How would you deal with commands like npm install mydep --save then?

[mike-lang]

@mathieumg You're absolutely right. That's the case I keep forgetting about, and I have no idea how to handle it properly. npm would have to be able to both read the file with and comments and write it back out, preserving the comments.

[mathieumg]

https://github.com/rlidwka/jju handles that scenario correctly!

[kevinSuttle]

Since NPM's package.json mostly conforms to the CommonJS 1.1 spec, it's possible to be creative here. http://stackoverflow.com/a/27232456/398574

[kevinSuttle]

And https://github.com/kof/node-xpkg#x-packagejson5 does exactly this.

That overlay property seems useful, too.

[mathieumg]

How would that fare with the scenario I described above?

[kevinSuttle]

JSON5 supports comments. You could put them in your package.json and then pipe the file through https://github.com/kof/node-xpkg#x-packagejson5

[mathieumg]

I'm referring to the npm commands, see #4482 (comment)

[kevinSuttle]

Both the JSON and YAML configuration file formats support comments (package.json files should not include them). You can use JavaScript-style comments or YAML-style comments in either type of file and ESLint will safely ignore them. This allows your configuration files to be more human-friendly.

http://eslint.org/docs/user-guide/configuring#comments-in-configuration-files

[laktak]

This allows your configuration files to be more human-friendly.

package.json is one of the reasons why Human JSON exists.

[merriam]

The hack of "//": "comment" will not work in a list of dependencies. How about just special casing this? That is, no package dependency named "//" will be allowed and the line will be ignored?

[Katharsas]

Please make http://json5.org/ possible. A format without comments is not feasable for human-written configuration files imho.

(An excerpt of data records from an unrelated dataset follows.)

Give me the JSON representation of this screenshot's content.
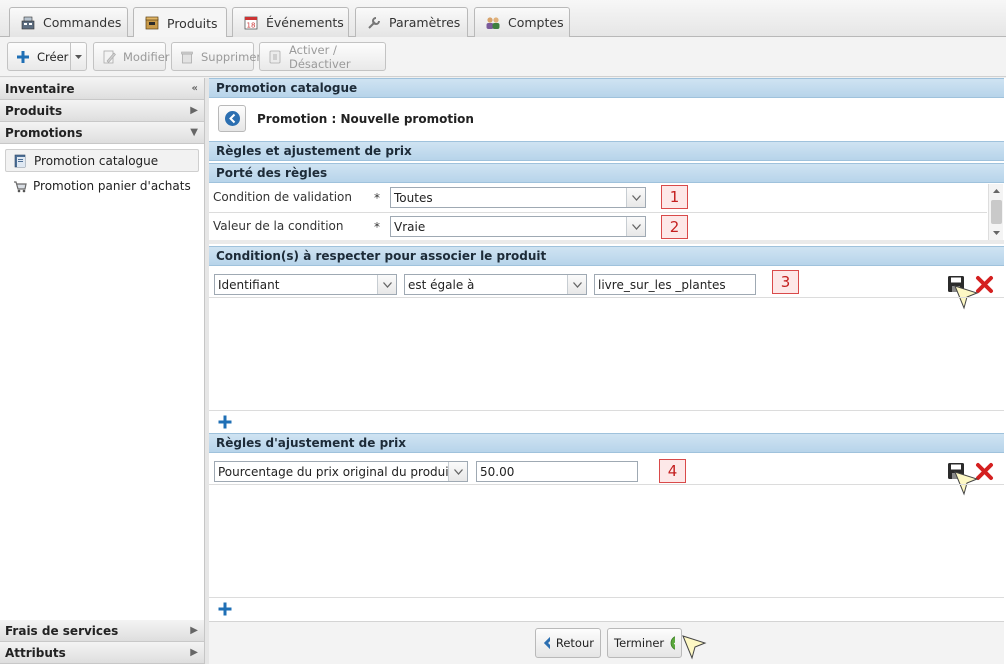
{
  "tabs": [
    {
      "label": "Commandes",
      "icon": "register-icon"
    },
    {
      "label": "Produits",
      "icon": "box-icon",
      "active": true
    },
    {
      "label": "Événements",
      "icon": "calendar-icon"
    },
    {
      "label": "Paramètres",
      "icon": "wrench-icon"
    },
    {
      "label": "Comptes",
      "icon": "users-icon"
    }
  ],
  "toolbar": {
    "create_label": "Créer",
    "edit_label": "Modifier",
    "delete_label": "Supprimer",
    "toggle_label": "Activer / Désactiver"
  },
  "sidebar": {
    "sections": {
      "inventory": "Inventaire",
      "products": "Produits",
      "promotions": "Promotions",
      "service_fees": "Frais de services",
      "attributes": "Attributs"
    },
    "items": [
      {
        "label": "Promotion catalogue",
        "selected": true
      },
      {
        "label": "Promotion panier d'achats"
      }
    ]
  },
  "main": {
    "panel_title": "Promotion catalogue",
    "page_title": "Promotion : Nouvelle promotion",
    "section_rules": "Règles et ajustement de prix",
    "section_scope": "Porté des règles",
    "scope_fields": [
      {
        "label": "Condition de validation",
        "required": "*",
        "value": "Toutes",
        "marker": "1"
      },
      {
        "label": "Valeur de la condition",
        "required": "*",
        "value": "Vraie",
        "marker": "2"
      }
    ],
    "section_conditions": "Condition(s) à respecter pour associer le produit",
    "condition_row": {
      "attribute": "Identifiant",
      "operator": "est égale à",
      "value": "livre_sur_les _plantes",
      "marker": "3"
    },
    "section_adjust": "Règles d'ajustement de prix",
    "adjust_row": {
      "type": "Pourcentage du prix original du produit",
      "value": "50.00",
      "marker": "4"
    }
  },
  "footer": {
    "back_label": "Retour",
    "finish_label": "Terminer"
  },
  "colors": {
    "band": "#bcd6eb",
    "badge_border": "#d94a4a",
    "badge_text": "#c41f1f",
    "delete_red": "#d42020",
    "add_blue": "#1f6fb5"
  }
}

Or is there some automated way to convert to a comment-free package.json while running npm install (e.g. using the frontend-maven-plugin )?

[rightaway]

+1 for json5. The larger that package.json gets the more difficult it is to keep track of why specific things were added.

[mattecapu]

I would add that a lot of tools now support configuration from within package.json, and it would be convenient to be able to // some line while debugging or add explanations for them.
Also npm scripts are getting a lot of momentum and it's frustrating to not be able to add explanations for my future self.
JSON5 seems a great solution for this.
NPM could start supporting package.json5 and convert it to package.json on publishing, so it won't break any builds on older versions of npm.
Moreover, it could be a good opportunity to change name to something more sensical like npm.json5 or .npmrc, idk

[kevinSuttle]

Wondering what flavor of JSON Sublime Text and Visual Studio Code use for their config. They both allow comments.

[othiym23]

This is highly unlikely to ever change in npm itself. package.json is a control file, a manifest, instructions for Node.js's module loader, install metadata, registry metadata, and cache metadata all combined into a single file, and is used everywhere, by everything (including many, many older versions of npm), all of which expect it to be pure JSON. To change it within npm itself at this point would be a truly massive undertaking, especially when set against the gain.

As #408 hints, having an executable manifest leads to whole classes of security flaws (and the complexity of YAML has, in reality, caused problems for the Ruby world for this reason). As #3336 hints, and as many comments on this issue explicitly say, there's nothing preventing you from creating a different representation of the metadata in package.json and using lifecycle scripts or external tooling to sync it to package.json.

Because this is unlikely to change, further bikeshedding is unlikely to be productive. Therefore, I'm locking this issue. package.json being the control file for npm, and it being parseable by JSON.parse(), is as close to a fixed point for the npm commons as any aspect of its design.